Tras la marcha en Glasgow del sábado, donde a pesar de las fuertes lluvias más de 110.000 personas salieron a la calle gritando “System Change, not Climate change” (cambio de sistema, no cambio climático); ayer 7 de noviembre tuvo lugar el tribunal popular contra la Convención Marco de las Naciones Unidas.

Multitud de organizaciones de las diferentes regiones del mundo dieron testimonio de cómo las decisiones que se están tomando durante estos días en la Conferencia de la ONU, no frenarán el cambio climático. Tras más de 25 años de COPs, más de 400 decisiones, más de 35 resoluciones y muchísimos mandatos y planes de acción; seguimos ante una emergencia planetaria profunda y acelerada, que forma parte ya de la vida cotidiana de las personas del Sur Global.

Durante el veredicto, Vijay Prashad, parte del jurado popular, remarcó que “La UNFCCC ha violado la Carta de los Derechos Humanos, que exige en su capítulo 1 a los Estados miembro ‘tomar medidas colectivas eficaces para prevenir y eliminar las amenazas a la paz’ y les mandata ‘lograr la cooperación internacional en la solución de los problemas internacionales»’. Este juicio simbólico, inspirado en el Tribunal Internacional sobre Crímenes de la Guerra de Vietnam, estructuró su acusación contra los crímenes ecológicos permitidos y promovidos por la Convención Marco de las Naciones Unidas en 6 cargos: No abordar las raíces del cambio climático, no afrontar las injusticias sociales y económicas mundiales, no proveer la financiación adecuada para la supervivencia social y planetaria, no construir las vías para una transición justa, permitir la falta de regulación y la apropiación de las corporaciones del proceso de la UNFCCC y no reconocer, promover y proteger los derechos de la naturaleza.

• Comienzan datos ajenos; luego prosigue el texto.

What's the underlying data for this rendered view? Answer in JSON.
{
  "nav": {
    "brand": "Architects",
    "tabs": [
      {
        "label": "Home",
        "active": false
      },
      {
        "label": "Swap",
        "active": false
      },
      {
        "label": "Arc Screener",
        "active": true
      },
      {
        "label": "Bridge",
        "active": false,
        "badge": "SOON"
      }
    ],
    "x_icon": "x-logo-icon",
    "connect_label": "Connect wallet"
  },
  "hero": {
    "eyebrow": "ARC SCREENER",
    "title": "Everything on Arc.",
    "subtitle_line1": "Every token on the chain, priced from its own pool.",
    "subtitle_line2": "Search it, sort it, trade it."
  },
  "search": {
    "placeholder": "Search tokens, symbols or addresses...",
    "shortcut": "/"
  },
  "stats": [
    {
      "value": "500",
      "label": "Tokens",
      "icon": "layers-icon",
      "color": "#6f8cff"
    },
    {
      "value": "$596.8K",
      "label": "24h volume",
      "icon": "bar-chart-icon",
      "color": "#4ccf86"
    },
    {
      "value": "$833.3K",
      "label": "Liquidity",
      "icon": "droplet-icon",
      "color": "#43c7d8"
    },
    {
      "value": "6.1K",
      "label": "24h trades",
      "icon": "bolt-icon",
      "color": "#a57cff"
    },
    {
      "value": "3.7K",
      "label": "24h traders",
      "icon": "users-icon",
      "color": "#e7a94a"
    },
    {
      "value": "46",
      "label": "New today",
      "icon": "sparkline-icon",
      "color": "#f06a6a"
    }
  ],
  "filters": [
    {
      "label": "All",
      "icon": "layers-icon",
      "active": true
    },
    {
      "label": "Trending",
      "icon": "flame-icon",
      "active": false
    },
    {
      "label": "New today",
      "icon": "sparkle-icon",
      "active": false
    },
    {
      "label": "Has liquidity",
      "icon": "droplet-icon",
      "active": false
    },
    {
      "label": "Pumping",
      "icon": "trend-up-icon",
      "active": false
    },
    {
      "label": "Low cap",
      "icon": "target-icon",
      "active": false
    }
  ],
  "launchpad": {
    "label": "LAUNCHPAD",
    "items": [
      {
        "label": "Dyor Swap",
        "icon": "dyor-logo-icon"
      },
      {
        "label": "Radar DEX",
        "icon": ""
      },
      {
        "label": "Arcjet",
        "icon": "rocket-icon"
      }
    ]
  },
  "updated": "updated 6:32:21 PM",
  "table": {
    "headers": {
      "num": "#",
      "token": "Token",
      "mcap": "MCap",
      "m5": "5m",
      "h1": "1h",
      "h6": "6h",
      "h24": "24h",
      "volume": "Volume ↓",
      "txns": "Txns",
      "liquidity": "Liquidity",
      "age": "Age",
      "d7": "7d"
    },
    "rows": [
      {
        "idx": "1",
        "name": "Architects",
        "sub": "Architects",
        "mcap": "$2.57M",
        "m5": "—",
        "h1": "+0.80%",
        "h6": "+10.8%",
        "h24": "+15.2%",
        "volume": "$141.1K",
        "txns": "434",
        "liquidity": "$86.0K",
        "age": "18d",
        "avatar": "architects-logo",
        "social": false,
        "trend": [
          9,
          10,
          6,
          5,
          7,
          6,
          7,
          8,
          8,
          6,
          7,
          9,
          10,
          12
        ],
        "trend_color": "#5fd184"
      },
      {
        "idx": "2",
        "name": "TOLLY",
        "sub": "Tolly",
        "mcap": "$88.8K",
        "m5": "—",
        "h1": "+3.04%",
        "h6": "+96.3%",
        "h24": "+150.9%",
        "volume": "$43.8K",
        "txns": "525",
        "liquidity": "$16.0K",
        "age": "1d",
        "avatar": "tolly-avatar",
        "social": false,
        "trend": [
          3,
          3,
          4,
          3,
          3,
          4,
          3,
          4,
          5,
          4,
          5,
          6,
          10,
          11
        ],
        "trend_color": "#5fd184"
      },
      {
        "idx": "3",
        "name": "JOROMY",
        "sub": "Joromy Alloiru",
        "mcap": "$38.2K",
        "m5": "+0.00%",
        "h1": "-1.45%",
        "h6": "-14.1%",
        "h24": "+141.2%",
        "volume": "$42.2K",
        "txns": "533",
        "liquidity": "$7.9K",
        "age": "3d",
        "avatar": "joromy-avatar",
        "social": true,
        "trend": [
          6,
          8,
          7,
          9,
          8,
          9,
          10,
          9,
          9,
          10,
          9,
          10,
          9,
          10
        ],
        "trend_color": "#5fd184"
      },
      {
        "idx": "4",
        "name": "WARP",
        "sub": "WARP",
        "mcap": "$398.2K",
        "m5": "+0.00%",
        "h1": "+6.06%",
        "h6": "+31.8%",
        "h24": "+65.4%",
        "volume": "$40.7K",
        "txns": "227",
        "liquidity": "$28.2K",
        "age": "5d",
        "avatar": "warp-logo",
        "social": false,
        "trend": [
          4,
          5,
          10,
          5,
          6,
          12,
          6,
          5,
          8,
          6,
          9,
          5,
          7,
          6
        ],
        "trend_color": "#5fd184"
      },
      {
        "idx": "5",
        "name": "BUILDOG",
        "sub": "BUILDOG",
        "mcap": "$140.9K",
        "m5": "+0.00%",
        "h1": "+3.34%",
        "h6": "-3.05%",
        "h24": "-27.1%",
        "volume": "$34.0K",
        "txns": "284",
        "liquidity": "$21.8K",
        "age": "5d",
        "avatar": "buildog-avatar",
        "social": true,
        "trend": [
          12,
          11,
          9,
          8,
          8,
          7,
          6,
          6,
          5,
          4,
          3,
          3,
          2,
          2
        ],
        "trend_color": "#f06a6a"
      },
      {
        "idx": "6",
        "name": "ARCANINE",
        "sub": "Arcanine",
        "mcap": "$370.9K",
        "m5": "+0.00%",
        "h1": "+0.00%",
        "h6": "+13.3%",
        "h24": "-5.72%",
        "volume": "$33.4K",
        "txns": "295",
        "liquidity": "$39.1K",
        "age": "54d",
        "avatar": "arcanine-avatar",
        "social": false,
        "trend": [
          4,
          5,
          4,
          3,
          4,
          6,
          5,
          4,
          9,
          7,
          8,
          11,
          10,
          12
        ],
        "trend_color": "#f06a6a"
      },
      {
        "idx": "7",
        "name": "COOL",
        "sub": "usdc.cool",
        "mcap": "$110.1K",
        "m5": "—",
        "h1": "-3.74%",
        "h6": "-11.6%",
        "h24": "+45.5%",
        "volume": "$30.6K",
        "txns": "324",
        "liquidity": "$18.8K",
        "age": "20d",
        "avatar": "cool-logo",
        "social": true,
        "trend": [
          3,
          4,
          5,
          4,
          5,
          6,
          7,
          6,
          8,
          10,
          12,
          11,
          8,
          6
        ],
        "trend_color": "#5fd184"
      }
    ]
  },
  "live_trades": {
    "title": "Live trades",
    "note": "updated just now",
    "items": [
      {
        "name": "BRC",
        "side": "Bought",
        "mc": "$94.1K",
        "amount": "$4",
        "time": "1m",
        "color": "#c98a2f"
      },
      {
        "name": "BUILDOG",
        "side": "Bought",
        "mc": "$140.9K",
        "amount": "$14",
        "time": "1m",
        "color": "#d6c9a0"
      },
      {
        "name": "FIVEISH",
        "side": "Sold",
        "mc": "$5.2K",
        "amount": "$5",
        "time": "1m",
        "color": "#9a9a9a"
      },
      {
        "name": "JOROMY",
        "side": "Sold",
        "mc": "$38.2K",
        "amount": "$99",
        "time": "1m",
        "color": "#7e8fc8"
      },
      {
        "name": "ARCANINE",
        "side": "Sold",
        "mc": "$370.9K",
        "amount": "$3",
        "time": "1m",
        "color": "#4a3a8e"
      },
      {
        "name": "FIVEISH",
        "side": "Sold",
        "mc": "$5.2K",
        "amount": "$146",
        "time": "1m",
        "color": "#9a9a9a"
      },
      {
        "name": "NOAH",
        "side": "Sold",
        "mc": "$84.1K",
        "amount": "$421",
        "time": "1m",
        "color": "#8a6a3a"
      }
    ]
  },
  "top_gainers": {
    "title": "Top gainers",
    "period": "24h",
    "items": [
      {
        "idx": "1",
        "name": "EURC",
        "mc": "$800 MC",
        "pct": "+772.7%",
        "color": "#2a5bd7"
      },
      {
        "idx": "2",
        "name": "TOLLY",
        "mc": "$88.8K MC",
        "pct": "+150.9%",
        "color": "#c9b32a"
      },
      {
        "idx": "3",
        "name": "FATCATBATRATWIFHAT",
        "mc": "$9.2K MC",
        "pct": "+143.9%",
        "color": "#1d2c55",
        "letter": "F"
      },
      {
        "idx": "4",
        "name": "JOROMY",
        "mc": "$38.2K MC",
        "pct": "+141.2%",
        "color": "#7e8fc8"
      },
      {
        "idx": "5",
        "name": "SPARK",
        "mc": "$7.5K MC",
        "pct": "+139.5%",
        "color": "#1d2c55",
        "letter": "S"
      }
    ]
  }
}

En la sala había unanimidad: “No creemos que no sepan lo que se debe hacer. Tienen todos los recursos para saberlo. No quieren hacerlo, prefieren que los beneficios sigan aumentando.” Estas intervenciones como la de Josua Mata, líder sindicalista filipino, se sucedieron. Nick Dearden de Global Justice Now ponía en cuestión la institucionalidad que tenemos y la que necesitamos “El Fracaso de la COP es un síntoma del capitalismo” “Dejan las consecuencias para mañana, y el beneficio para hoy” Pero más importante, las y los testigos nos recordaban que no podemos encontrar soluciones si nos negamos a considerar las reglas de la economía global: privatización y liberalización, monopolios en la propiedad intelectual de ciencia y tecnología; militarización y mecanismos que protegen las inversiones y beneficios de las empresas energéticas. Necesitamos Estados capaces de desarrollar una planificación a largo plazo desde las regulaciones, lo público y lo común. “Nada de esto se está debatiendo en la COP26” nos decía el activista nigeriano Nnimo Bassey de Health of Mother Earth Foundation. Y es que no podemos obviar que los 22 hombres más ricos tienen más riqueza que todas las mujeres en África. La líder de Focus on the Global South, Shalmali Guttal lo decía bien claro “El sur Global demanda justicia, no ayuda”.

Y es que esa ayuda económica llega en un 74% en forma de préstamos a los países empobrecidos.

La acusación también encontró consenso en que para esta planificación necesaria, la UNFCCC no tiene legitimidad. El futuro del planeta debe ser decidido e implementado por los pueblos, en donde las voces, especialmente de quienes sufren las consecuencias, sean escuchadas y formen parte de la articulación de las medidas necesarias para salvar el planeta. Porque, como decía Joshua, “no está en el ADN del sistema capitalista responsabilizarse de sus víctimas”.

Y es que esta contracumbre, o cumbre popular de la COP se centra en qué significa la justicia social y cómo y porqué la injusticia social se produce. “No tengo esperanza en esta conferencia de la ONU. Lo que tengo son demandas” afirmó Mitzi Jonelle Tan, de Fridays for Future. Y es que estos días en Glasgow, la esperanza está en la calle y viene de los pueblos organizados que construyen caminos.